Adele’s triumph comes a year after Kendrick Lamar’s “To Pimp A Butterfly,” hailed as a hip-hop landmark and whose song “Alright” became an anthem of the Black Lives Matter movement, also lost to a best-seller, Taylor Swift’s “1989.”
Frank Ocean, the introspective hip-hop trailblazer whose debut album was edged out by in 2013 by English folk revivalists Mumford & Sons, chose not to even submit his follow-up, “Blonde,” for Grammy consideration.
After Sunday’s awards, Ocean wrote an open letter asking the Grammy organizers to discuss the “cultural bias and general nerve damage” caused by the show.
Ocean, who defiantly released “Blonde” independently, said he initially wanted to take part in the Grammys for the tribute to late pop icon Prince.
“But then I figured my best tribute to that man’s legacy would be to continue to be myself out here and to be successful,” he wrote.
“Winning a TV award doesn’t christen me successful. It took me some time to learn that.”
– By and for black women –
The Grammys — determined through voting by some 13,000 music professionals in the Recording Academy — have hardly ignored Beyonce. With 22 career Grammys, she is among the most recognized artists in history.
Stevie Wonder is tied for the record of winning Album of the Year three times but the top prize has been especially elusive for black women. Only three — Natalie Cole, Lauryn Hill and Whitney Houston — have won it.
On “Lemonade,” the film blurs present and past with flashbacks to slavery in the Deep South, where African American women are shown as proudly self-sufficient.
“Lemonade” draws a link to 21st century America, taking on police brutality as well as marital infidelity as the music spans influences and culminates in hip-hop.
“‘Lemonade’ is really about how black women are treated in society historically, and in the contemporary moment, and it’s about loving ourselves through all of that,” said LaKisha Simmons, an assistant professor of history and women’s studies at the University of Michigan.
“So in some ways, it’s kind of fitting that she was left standing there,” she said.
“Beyonce will be fine,” she said. “But I think for the rest of us, it stings because of that — it’s almost like, ‘Get back in your place.'”

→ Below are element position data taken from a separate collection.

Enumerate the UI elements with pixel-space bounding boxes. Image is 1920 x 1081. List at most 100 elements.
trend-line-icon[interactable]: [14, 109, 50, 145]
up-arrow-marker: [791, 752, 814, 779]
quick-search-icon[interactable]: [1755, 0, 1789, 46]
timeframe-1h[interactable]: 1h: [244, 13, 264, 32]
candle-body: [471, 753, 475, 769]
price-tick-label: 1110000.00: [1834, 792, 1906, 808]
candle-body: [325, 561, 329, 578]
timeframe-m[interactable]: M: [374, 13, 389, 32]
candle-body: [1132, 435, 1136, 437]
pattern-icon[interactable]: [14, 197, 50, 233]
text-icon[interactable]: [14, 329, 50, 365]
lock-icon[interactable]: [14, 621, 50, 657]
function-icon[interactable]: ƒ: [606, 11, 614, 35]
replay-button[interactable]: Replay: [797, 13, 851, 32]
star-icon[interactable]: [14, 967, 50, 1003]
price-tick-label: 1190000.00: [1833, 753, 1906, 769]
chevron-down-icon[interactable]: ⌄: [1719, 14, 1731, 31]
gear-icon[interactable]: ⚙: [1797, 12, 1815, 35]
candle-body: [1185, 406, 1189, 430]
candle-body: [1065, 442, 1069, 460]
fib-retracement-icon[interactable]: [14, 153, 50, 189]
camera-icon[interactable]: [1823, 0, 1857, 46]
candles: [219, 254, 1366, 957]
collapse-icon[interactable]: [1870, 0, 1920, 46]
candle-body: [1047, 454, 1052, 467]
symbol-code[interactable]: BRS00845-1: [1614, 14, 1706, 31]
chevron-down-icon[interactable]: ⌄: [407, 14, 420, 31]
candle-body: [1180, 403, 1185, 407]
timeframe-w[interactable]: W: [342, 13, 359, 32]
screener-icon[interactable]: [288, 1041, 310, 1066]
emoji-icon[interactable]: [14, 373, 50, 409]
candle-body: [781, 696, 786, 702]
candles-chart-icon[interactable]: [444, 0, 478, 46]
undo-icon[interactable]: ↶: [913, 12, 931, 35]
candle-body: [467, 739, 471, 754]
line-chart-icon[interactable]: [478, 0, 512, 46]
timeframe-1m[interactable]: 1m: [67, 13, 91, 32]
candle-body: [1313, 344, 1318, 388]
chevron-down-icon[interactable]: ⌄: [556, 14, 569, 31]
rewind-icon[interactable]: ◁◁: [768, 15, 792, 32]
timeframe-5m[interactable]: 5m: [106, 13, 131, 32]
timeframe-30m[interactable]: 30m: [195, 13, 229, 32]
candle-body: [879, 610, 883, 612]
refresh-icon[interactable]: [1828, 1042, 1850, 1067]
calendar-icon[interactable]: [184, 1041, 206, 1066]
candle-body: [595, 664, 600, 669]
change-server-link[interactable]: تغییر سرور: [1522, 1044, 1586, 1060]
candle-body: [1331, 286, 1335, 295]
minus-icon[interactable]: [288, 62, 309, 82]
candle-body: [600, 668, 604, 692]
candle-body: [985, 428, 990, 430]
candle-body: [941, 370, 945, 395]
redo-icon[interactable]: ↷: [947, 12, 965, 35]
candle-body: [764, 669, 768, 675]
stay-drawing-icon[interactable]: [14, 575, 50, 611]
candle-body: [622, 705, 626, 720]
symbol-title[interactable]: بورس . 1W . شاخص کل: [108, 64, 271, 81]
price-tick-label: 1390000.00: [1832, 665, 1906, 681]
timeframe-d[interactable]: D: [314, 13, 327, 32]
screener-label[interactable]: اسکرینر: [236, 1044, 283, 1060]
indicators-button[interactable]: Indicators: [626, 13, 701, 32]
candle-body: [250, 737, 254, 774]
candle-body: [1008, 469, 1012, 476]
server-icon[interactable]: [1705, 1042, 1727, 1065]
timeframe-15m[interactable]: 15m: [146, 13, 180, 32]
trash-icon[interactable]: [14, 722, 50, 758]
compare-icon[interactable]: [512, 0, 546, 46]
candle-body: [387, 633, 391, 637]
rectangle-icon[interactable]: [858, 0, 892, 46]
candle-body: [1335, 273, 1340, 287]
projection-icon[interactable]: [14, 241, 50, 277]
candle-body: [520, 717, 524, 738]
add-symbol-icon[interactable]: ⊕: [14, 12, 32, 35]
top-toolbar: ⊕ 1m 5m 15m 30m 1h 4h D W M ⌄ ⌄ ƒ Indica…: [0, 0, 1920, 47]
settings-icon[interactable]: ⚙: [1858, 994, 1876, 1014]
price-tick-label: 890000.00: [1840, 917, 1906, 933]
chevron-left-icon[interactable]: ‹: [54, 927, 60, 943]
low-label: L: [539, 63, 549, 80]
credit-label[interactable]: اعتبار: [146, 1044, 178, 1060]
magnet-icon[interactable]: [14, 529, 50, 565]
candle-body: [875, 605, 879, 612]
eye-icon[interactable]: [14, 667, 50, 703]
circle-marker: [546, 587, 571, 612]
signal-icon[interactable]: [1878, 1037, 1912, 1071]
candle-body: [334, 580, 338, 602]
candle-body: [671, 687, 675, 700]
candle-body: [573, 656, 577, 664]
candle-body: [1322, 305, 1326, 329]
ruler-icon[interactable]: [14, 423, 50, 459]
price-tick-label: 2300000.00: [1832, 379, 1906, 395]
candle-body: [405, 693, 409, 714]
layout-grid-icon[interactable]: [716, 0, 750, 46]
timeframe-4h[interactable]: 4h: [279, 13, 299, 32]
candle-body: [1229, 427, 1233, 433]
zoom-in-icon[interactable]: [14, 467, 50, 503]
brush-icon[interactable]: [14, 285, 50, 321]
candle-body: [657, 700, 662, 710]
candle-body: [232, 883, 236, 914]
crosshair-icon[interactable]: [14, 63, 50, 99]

The Grammys marked Beyonce’s first public appearance since she revealed she was pregnant with twins. Her performance returned to the theme of matriarchy as she donned a crown and her female troupe glided beneath her on a sea of flowers.
Yet Beyonce is hard to pigeon-hole as an experimental artist. When she last was passed over for Album of the Year in 2014, it went to alternative rock icon Beck who is far less commercial.

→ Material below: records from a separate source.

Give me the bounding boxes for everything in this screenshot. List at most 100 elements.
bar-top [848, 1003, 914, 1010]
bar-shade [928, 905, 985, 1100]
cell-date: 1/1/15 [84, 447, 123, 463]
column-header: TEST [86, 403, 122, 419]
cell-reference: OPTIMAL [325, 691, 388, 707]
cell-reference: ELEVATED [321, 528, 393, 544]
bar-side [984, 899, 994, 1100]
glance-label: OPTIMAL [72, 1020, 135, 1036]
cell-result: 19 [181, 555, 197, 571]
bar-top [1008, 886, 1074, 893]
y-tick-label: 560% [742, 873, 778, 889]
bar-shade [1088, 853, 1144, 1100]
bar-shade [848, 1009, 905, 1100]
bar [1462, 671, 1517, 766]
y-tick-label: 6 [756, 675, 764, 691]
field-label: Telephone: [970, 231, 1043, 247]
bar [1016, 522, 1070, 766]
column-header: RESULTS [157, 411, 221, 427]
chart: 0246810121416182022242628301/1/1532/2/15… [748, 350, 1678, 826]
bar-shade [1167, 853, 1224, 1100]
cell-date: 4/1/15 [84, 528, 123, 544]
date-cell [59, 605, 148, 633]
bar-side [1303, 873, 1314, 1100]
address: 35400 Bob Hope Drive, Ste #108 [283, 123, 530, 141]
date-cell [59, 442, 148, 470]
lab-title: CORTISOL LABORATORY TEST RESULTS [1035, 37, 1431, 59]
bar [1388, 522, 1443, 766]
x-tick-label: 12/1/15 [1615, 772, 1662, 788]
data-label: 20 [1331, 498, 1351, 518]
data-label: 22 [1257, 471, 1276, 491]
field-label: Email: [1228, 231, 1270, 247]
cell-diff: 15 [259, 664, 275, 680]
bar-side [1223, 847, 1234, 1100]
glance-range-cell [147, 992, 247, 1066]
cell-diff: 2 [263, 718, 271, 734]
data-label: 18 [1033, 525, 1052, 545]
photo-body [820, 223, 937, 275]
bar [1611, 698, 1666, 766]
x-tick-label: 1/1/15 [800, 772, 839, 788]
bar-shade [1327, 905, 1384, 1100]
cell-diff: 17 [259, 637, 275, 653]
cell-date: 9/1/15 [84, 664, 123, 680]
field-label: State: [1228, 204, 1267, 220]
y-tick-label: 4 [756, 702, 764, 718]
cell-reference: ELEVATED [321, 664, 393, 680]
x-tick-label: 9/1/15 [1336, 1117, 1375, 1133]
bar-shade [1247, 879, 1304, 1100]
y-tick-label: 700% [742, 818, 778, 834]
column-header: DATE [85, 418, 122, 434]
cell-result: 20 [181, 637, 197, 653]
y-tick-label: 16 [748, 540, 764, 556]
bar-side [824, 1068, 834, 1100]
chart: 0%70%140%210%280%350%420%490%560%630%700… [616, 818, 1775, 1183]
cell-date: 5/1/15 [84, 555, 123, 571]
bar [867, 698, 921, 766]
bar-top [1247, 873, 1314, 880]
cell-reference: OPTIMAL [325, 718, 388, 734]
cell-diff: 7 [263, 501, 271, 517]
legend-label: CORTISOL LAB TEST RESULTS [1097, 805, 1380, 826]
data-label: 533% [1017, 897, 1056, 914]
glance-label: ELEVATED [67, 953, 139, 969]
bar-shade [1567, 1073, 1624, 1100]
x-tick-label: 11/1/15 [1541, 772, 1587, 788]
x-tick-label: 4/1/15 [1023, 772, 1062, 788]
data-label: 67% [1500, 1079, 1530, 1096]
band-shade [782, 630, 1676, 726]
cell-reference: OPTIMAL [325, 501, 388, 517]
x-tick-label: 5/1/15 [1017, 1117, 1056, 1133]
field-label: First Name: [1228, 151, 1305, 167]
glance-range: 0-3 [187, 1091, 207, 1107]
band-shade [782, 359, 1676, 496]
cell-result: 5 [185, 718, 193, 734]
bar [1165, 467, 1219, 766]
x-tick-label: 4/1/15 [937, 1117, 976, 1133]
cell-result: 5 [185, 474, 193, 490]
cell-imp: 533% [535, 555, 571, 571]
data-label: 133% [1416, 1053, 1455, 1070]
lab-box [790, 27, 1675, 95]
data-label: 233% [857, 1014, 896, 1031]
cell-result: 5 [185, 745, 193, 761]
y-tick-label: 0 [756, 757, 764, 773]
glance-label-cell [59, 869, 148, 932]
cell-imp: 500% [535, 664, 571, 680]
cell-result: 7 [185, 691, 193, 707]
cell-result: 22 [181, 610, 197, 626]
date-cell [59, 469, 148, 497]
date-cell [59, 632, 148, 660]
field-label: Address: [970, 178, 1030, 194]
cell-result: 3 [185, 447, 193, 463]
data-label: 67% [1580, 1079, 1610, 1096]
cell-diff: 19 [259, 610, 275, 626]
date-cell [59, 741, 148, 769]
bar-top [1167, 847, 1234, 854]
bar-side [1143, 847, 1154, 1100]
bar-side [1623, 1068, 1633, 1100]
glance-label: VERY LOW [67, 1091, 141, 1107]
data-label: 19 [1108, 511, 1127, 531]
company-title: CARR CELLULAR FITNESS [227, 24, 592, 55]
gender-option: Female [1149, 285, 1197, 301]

But one constant is Beyonce’s innovations on selling albums. Her self-titled 2013 album was also a surprise accompanied by videos.
“She really challenges the people in the Recording Academy and the music industry,” said Kevin Allred, who has lectured on Beyonce at Rutgers University.
Beyonce is “breaking the rules and succeeding, and is also a very powerful black woman who has achieved a level of power that few do.”